Presented By: Department Colloquia
Department Colloquium | The Bootstrap Program for the Strong Force
Leonardo Rastelli (SUNY Stonybrook)
In the 1960s, the dominant approach to the strong interaction was the S-matrix bootstrap: the idea that the hadronic spectrum and scattering amplitudes could be determined from the general principles of causality and unitarity. This program culminated in the Veneziano amplitude which gave birth to string theory, but was abandoned as an approach to the strong force after the identification of Quantum Chromodynamics (QCD) as the microscopic theory of hadron physics. Yet QCD at low energies remains largely unsolved. I will describe how modern bootstrap methods, powered new theoretical insights and computational techniques, allow us to revisit this classic program with unprecedented rigor.
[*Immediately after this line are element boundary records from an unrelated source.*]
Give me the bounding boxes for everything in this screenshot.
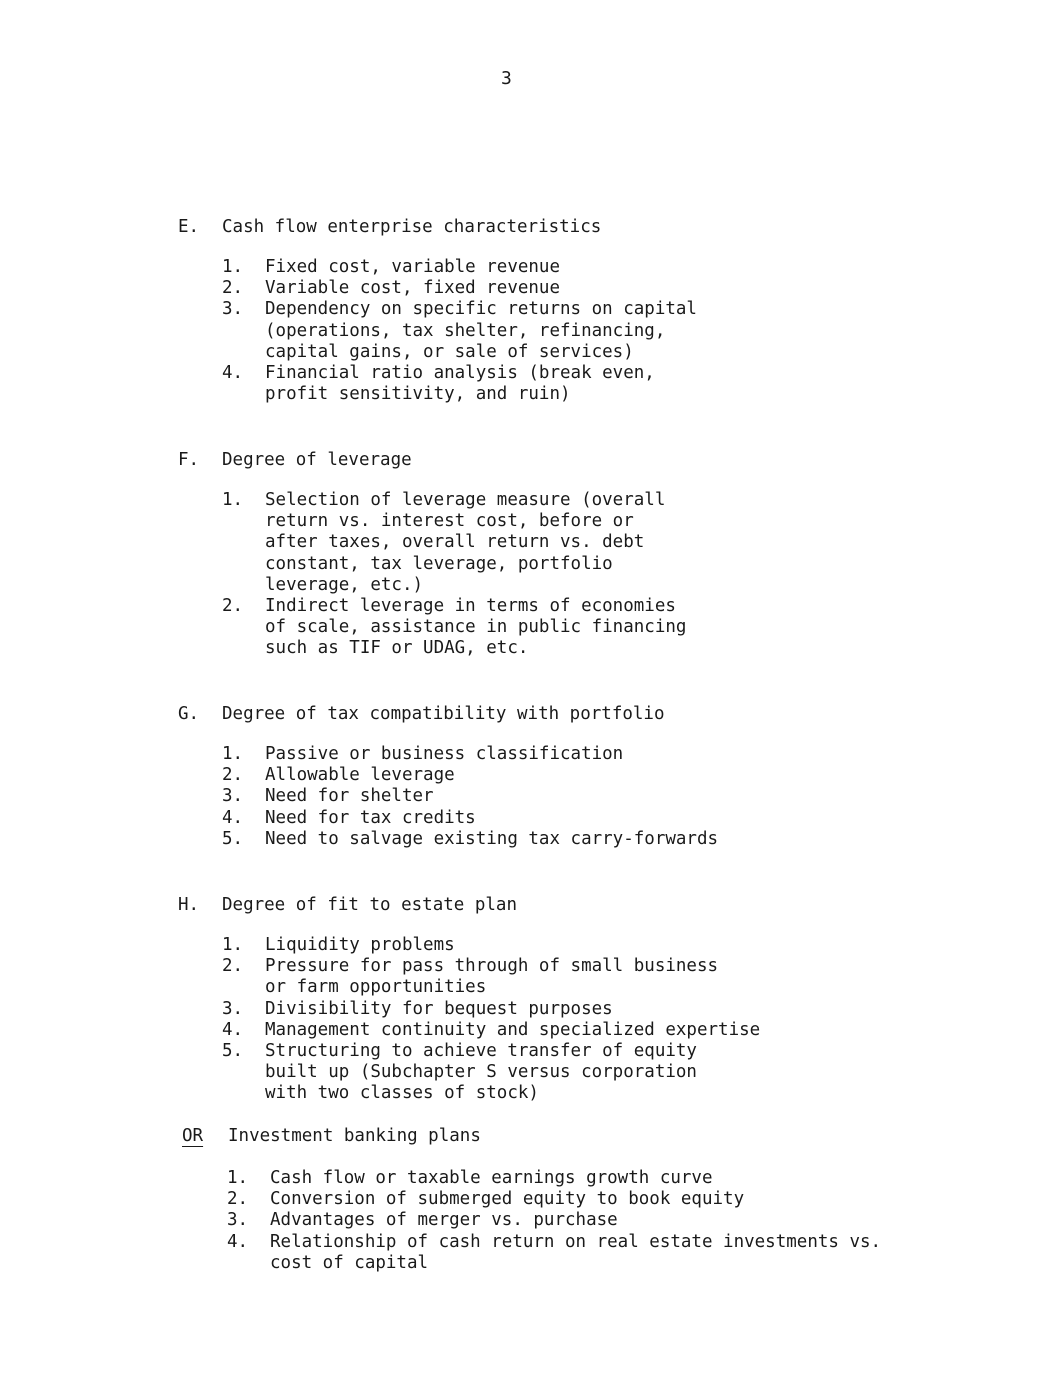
item-number: 2. bbox=[222, 278, 244, 299]
item-text: Relationship of cash return on real estate investments vs. cost of capital bbox=[270, 1231, 882, 1273]
item-number: 4. bbox=[222, 807, 244, 828]
section-letter: F. bbox=[178, 450, 200, 470]
item-number: 1. bbox=[222, 257, 244, 277]
item-number: 4. bbox=[222, 363, 244, 384]
section-letter: E. bbox=[178, 217, 200, 237]
section-heading bbox=[0, 1124, 1062, 1148]
list-item bbox=[0, 999, 1062, 1020]
section-heading bbox=[0, 893, 1062, 917]
item-number: 2. bbox=[227, 1189, 249, 1210]
item-text: Liquidity problems bbox=[265, 935, 455, 955]
list-item bbox=[0, 257, 1062, 278]
item-number: 1. bbox=[222, 490, 244, 510]
item-text: Pressure for pass through of small business or farm opportunities bbox=[265, 956, 719, 998]
item-number: 1. bbox=[222, 935, 244, 955]
section-title: Cash flow enterprise characteristics bbox=[222, 217, 602, 237]
item-number: 5. bbox=[222, 1041, 244, 1062]
section-or bbox=[0, 1124, 1062, 1292]
section-letter: H. bbox=[178, 895, 200, 915]
list-item bbox=[0, 1020, 1062, 1041]
list-item bbox=[0, 744, 1062, 765]
item-list bbox=[0, 257, 1062, 405]
list-item bbox=[0, 956, 1062, 998]
item-text: Fixed cost, variable revenue bbox=[265, 257, 561, 277]
list-item bbox=[0, 490, 1062, 596]
item-number: 3. bbox=[227, 1210, 249, 1231]
list-item bbox=[0, 596, 1062, 660]
item-number: 3. bbox=[222, 786, 244, 807]
item-text: Need for shelter bbox=[265, 786, 434, 807]
list-item bbox=[0, 829, 1062, 850]
section-g bbox=[0, 702, 1062, 868]
item-text: Conversion of submerged equity to book equity bbox=[270, 1189, 745, 1210]
section-title: Degree of fit to estate plan bbox=[222, 895, 518, 915]
list-item bbox=[0, 363, 1062, 405]
item-text: Divisibility for bequest purposes bbox=[265, 998, 613, 1019]
section-title: Investment banking plans bbox=[228, 1126, 481, 1146]
item-number: 4. bbox=[222, 1019, 244, 1040]
item-list bbox=[0, 490, 1062, 660]
list-item bbox=[0, 1168, 1062, 1189]
item-text: Indirect leverage in terms of economies of scale, assistance in public financing such as TIF or UDAG, etc. bbox=[265, 596, 687, 659]
section-title: Degree of tax compatibility with portfolio bbox=[222, 704, 665, 724]
item-text: Dependency on specific returns on capital (operations, tax shelter, refinancing, capital gains, or sale of services) bbox=[265, 299, 697, 362]
item-text: Selection of leverage measure (overall return vs. interest cost, before or after taxes, overall return vs. debt constant, tax leverage, portfolio leverage, etc.) bbox=[265, 490, 666, 595]
list-item bbox=[0, 1041, 1062, 1105]
item-number: 3. bbox=[222, 299, 244, 320]
item-list bbox=[0, 935, 1062, 1105]
item-number: 2. bbox=[222, 956, 244, 977]
section-f bbox=[0, 448, 1062, 677]
list-item bbox=[0, 786, 1062, 807]
list-item bbox=[0, 808, 1062, 829]
item-text: Need to salvage existing tax carry-forwards bbox=[265, 828, 719, 849]
section-heading bbox=[0, 215, 1062, 239]
item-number: 4. bbox=[227, 1231, 249, 1252]
section-heading bbox=[0, 448, 1062, 472]
item-number: 5. bbox=[222, 828, 244, 849]
list-item bbox=[0, 278, 1062, 299]
item-list bbox=[0, 1168, 1062, 1274]
section-letter: G. bbox=[178, 704, 200, 724]
item-text: Structuring to achieve transfer of equity built up (Subchapter S versus corporation with two classes of stock) bbox=[265, 1041, 697, 1104]
section-title: Degree of leverage bbox=[222, 450, 412, 470]
or-label: OR bbox=[182, 1126, 204, 1146]
item-text: Allowable leverage bbox=[265, 765, 455, 786]
item-list bbox=[0, 744, 1062, 850]
list-item bbox=[0, 1189, 1062, 1210]
section-heading bbox=[0, 702, 1062, 726]
list-item bbox=[0, 935, 1062, 956]
item-number: 2. bbox=[222, 765, 244, 786]
list-item bbox=[0, 1210, 1062, 1231]
item-number: 2. bbox=[222, 596, 244, 617]
list-item bbox=[0, 299, 1062, 363]
item-text: Cash flow or taxable earnings growth curve bbox=[270, 1168, 713, 1188]
page-number: 3 bbox=[501, 68, 512, 89]
item-text: Passive or business classification bbox=[265, 744, 624, 764]
item-text: Financial ratio analysis (break even, profit sensitivity, and ruin) bbox=[265, 363, 655, 405]
item-text: Variable cost, fixed revenue bbox=[265, 278, 561, 299]
item-text: Advantages of merger vs. purchase bbox=[270, 1210, 618, 1231]
item-text: Management continuity and specialized expertise bbox=[265, 1019, 761, 1040]
item-number: 1. bbox=[227, 1168, 249, 1188]
list-item bbox=[0, 765, 1062, 786]
list-item bbox=[0, 1232, 1062, 1274]
section-h bbox=[0, 893, 1062, 1122]
item-number: 3. bbox=[222, 998, 244, 1019]
section-e bbox=[0, 215, 1062, 423]
item-text: Need for tax credits bbox=[265, 807, 476, 828]
item-number: 1. bbox=[222, 744, 244, 764]
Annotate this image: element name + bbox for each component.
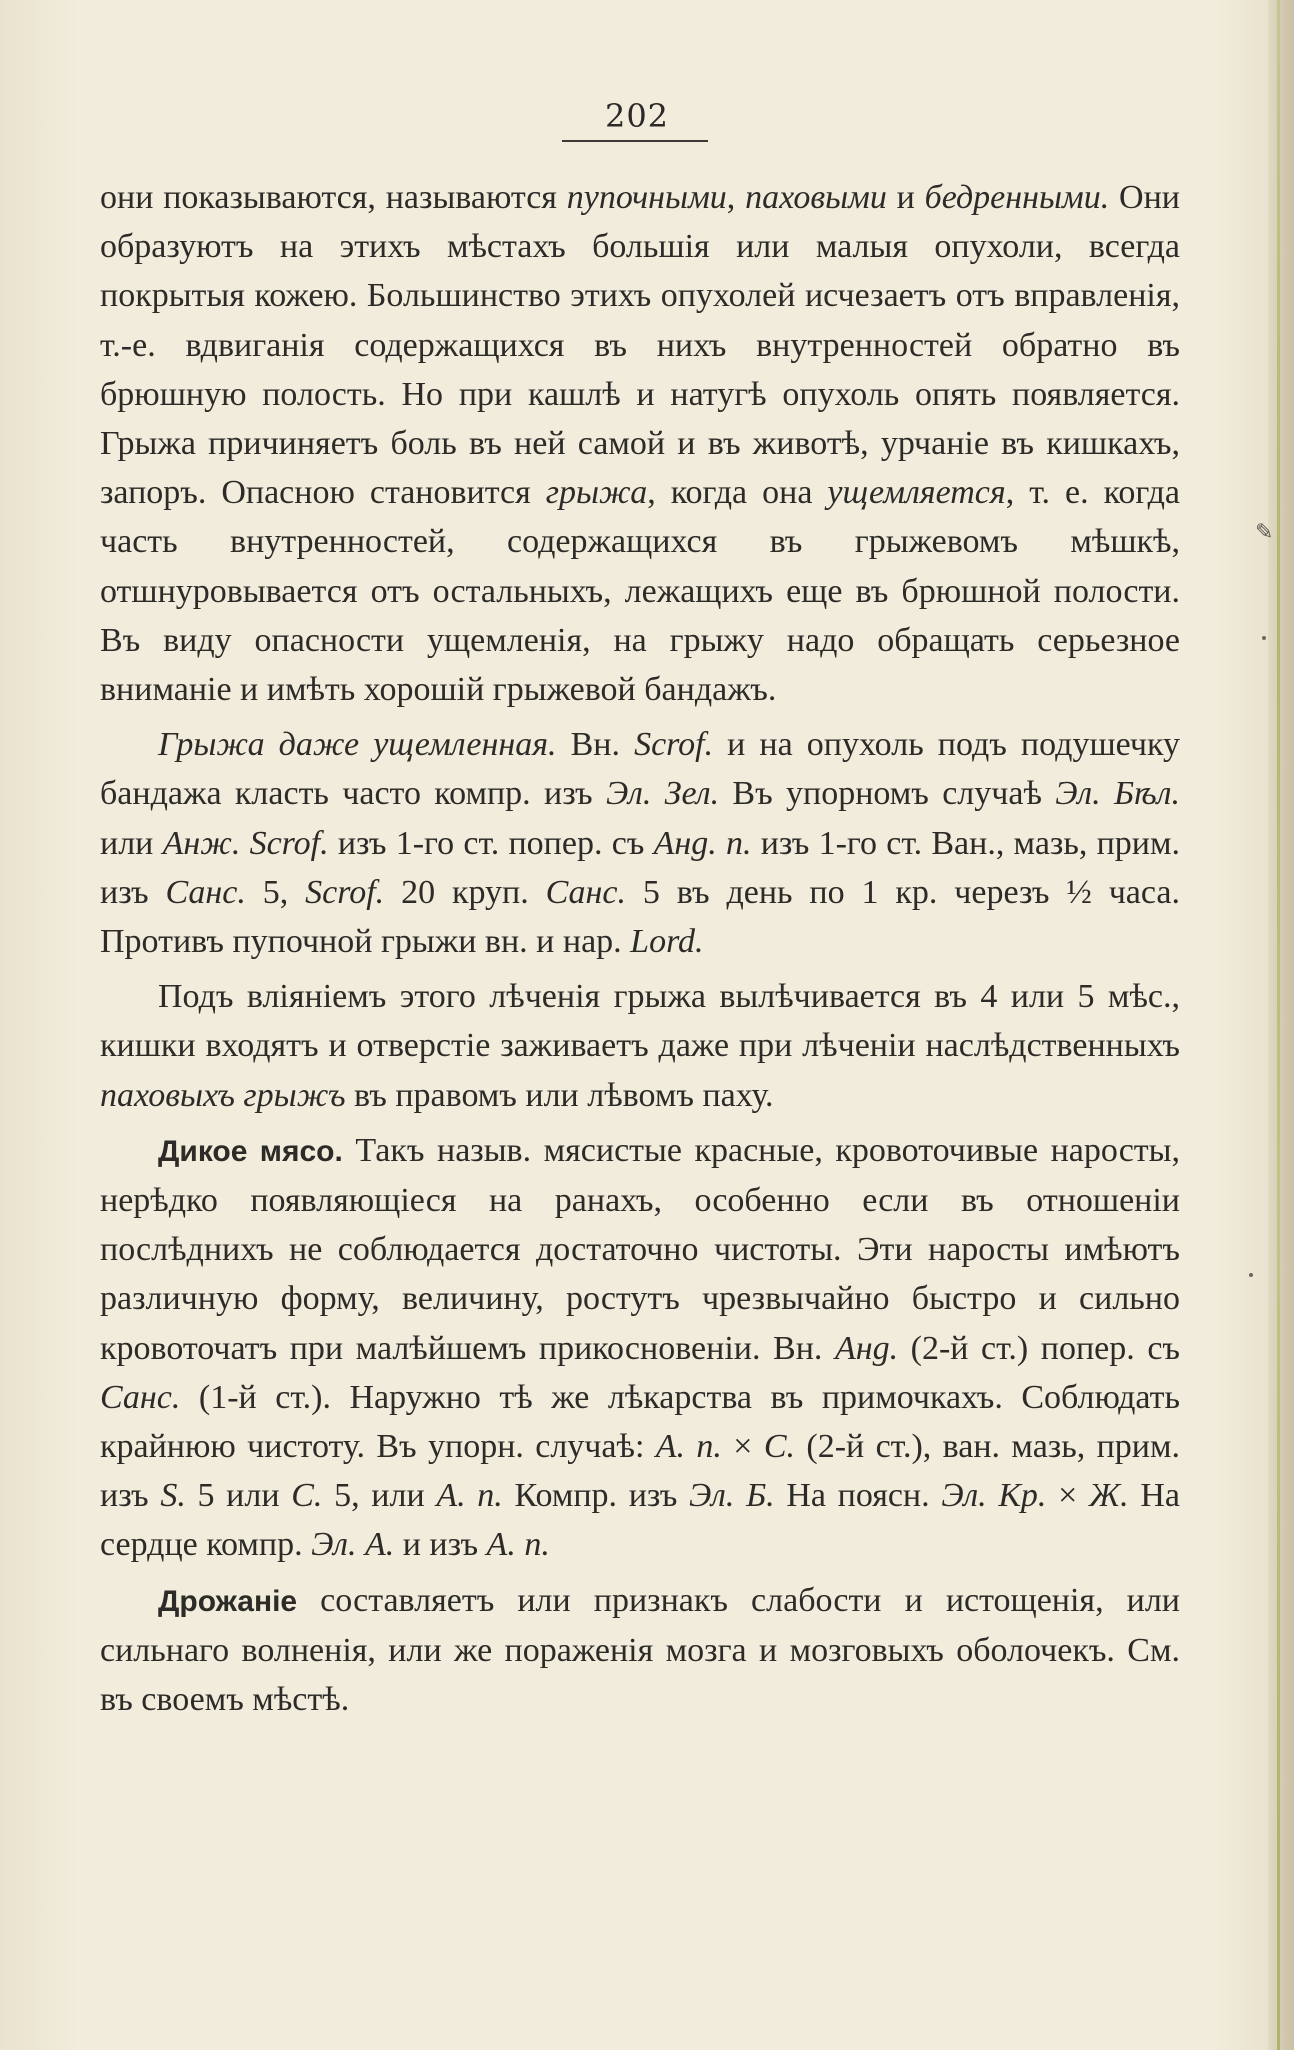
- paragraph-hernia-types: [100, 173, 1180, 714]
- italic-term: Lord.: [630, 923, 704, 961]
- italic-term: А. п.: [655, 1428, 722, 1466]
- text-run: ,: [726, 179, 746, 216]
- text-run: На поясн.: [774, 1477, 942, 1515]
- italic-term: А. п.: [436, 1477, 503, 1515]
- italic-term: Эл. А.: [311, 1526, 395, 1564]
- text-run: Вн.: [556, 726, 635, 764]
- text-run: Подъ вліяніемъ этого лѣченія грыжа вылѣчивается въ 4 или 5 мѣс., кишки входятъ и отверстіе заживаетъ даже при лѣченіи наслѣдственныхъ: [100, 978, 1180, 1065]
- italic-term: бедренными.: [924, 179, 1110, 216]
- text-run: и: [886, 179, 925, 216]
- paragraph-cure-note: [100, 972, 1180, 1120]
- text-run: , т. е. когда часть внутренностей, содержащихся въ грыжевомъ мѣшкѣ, отшнуровывается отъ остальныхъ, лежащихъ еще въ брюшной полости. Въ виду опасности ущемленія, на грыжу надо обращать серьезное вниманіе и имѣть хорошій грыжевой бандажъ.: [100, 474, 1180, 709]
- text-run: 5 или: [185, 1477, 292, 1515]
- paragraph-wild-flesh: [100, 1126, 1180, 1570]
- text-run: 20 круп.: [384, 873, 546, 911]
- text-run: 5 въ день по 1 кр. черезъ ½ часа. Противъ пупочной грыжи вн. и нар.: [100, 873, 1180, 961]
- text-run: Такъ назыв. мясистые красные, кровоточивые наросты, нерѣдко появляющіеся на ранахъ, особенно если въ отношеніи послѣднихъ не соблюдается достаточно чистоты. Эти наросты имѣютъ различную форму, величину, ростутъ чрезвычайно быстро и сильно кровоточатъ при малѣйшемъ прикосновеніи. Вн.: [100, 1131, 1180, 1367]
- text-run: (1-й ст.). Наружно тѣ же лѣкарства въ примочкахъ. Соблюдать крайнюю чистоту. Въ упорн. случаѣ:: [100, 1378, 1180, 1466]
- margin-mark: ✎: [1255, 520, 1274, 545]
- italic-term: Санс.: [165, 873, 246, 911]
- header-rule: [562, 140, 708, 142]
- italic-term: Анg. п.: [653, 824, 752, 862]
- body-text: [100, 173, 1180, 1730]
- page-edge-line: [1277, 0, 1280, 2050]
- text-run: Они образуютъ на этихъ мѣстахъ большія или малыя опухоли, всегда покрытыя кожею. Большинство этихъ опухолей исчезаетъ отъ вправленія, т.-е. вдвиганія содержащихся въ нихъ внутренностей обратно въ брюшную полость. Но при кашлѣ и натугѣ опухоль опять появляется. Грыжа причиняетъ боль въ ней самой и въ животѣ, урчаніе въ кишкахъ, запоръ. Опасною становится: [100, 179, 1180, 512]
- page-edge: [1268, 0, 1294, 2050]
- text-run: изъ 1-го ст. попер. съ: [328, 824, 654, 862]
- italic-term: грыжа: [545, 474, 648, 512]
- italic-term: Scrof.: [634, 726, 714, 764]
- paragraph-strangulated-hernia: [100, 720, 1180, 966]
- text-run: или: [100, 824, 163, 862]
- entry-heading: Дикое мясо.: [158, 1134, 343, 1168]
- italic-term: А. п.: [486, 1526, 550, 1564]
- italic-term: Эл. Бѣл.: [1055, 775, 1181, 813]
- text-run: ×: [721, 1428, 764, 1466]
- italic-term: паховыхъ грыжъ: [100, 1076, 346, 1114]
- entry-heading: Дрожаніе: [158, 1584, 298, 1618]
- text-run: составляетъ или признакъ слабости и истощенія, или сильнаго волненія, или же пораженія мозга и мозговыхъ оболочекъ. См. въ своемъ мѣстѣ.: [100, 1581, 1180, 1719]
- margin-dot: [1262, 636, 1266, 640]
- italic-term: Scrof.: [305, 873, 385, 911]
- italic-term: Анg.: [834, 1329, 899, 1367]
- italic-term: С.: [291, 1477, 323, 1515]
- text-run: (2-й ст.) попер. съ: [898, 1329, 1180, 1367]
- italic-term: С.: [763, 1428, 796, 1466]
- text-run: 5,: [245, 873, 306, 911]
- italic-term: Грыжа даже ущемленная.: [158, 726, 557, 764]
- text-run: они показываются, называются: [100, 179, 567, 216]
- italic-term: Санс.: [100, 1378, 181, 1416]
- text-run: и изъ: [394, 1526, 487, 1564]
- text-run: , когда она: [647, 474, 828, 512]
- italic-term: Эл. Б.: [689, 1477, 775, 1515]
- italic-term: Эл. Зел.: [605, 775, 720, 813]
- italic-term: Санс.: [545, 873, 626, 911]
- text-run: и на опухоль подъ подушечку бандажа класть часто компр. изъ: [100, 726, 1181, 813]
- text-run: ×: [1046, 1477, 1089, 1515]
- italic-term: пупочными: [566, 179, 727, 216]
- italic-term: S.: [160, 1477, 186, 1515]
- text-run: (2-й ст.), ван. мазь, прим. изъ: [100, 1428, 1180, 1515]
- page-number: 202: [604, 97, 670, 135]
- italic-term: Ж.: [1088, 1477, 1129, 1515]
- text-run: изъ 1-го ст. Ван., мазь, прим. изъ: [100, 824, 1181, 911]
- italic-term: Эл. Кр.: [941, 1477, 1047, 1515]
- italic-term: паховыми: [745, 179, 887, 216]
- text-run: 5, или: [322, 1477, 437, 1515]
- margin-dot: [1249, 1273, 1253, 1277]
- italic-term: Анж. Scrof.: [162, 824, 329, 862]
- page-header: [0, 96, 1294, 156]
- text-run: въ правомъ или лѣвомъ паху.: [345, 1076, 774, 1114]
- text-run: Компр. изъ: [502, 1477, 690, 1515]
- text-run: На сердце компр.: [100, 1477, 1180, 1564]
- text-run: Въ упорномъ случаѣ: [719, 775, 1056, 813]
- italic-term: ущемляется: [827, 474, 1006, 512]
- paragraph-trembling: [100, 1576, 1180, 1725]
Consistency of pion scattering — with minimal assumptions about the lightest resonances — leads to the emergence of Regge trajectories from the bootstrap bounds. The bootstrap approach becomes particularly sharp in the limit of a large number of colors. The low-lying spectrum of the extremal solutions shows a tantalizing, and still somewhat mysterious, quantitative proximity to the real-world meson masses. I will discuss what we are learning from these results and outline open questions on the path toward a bootstrap solution of large N QCD.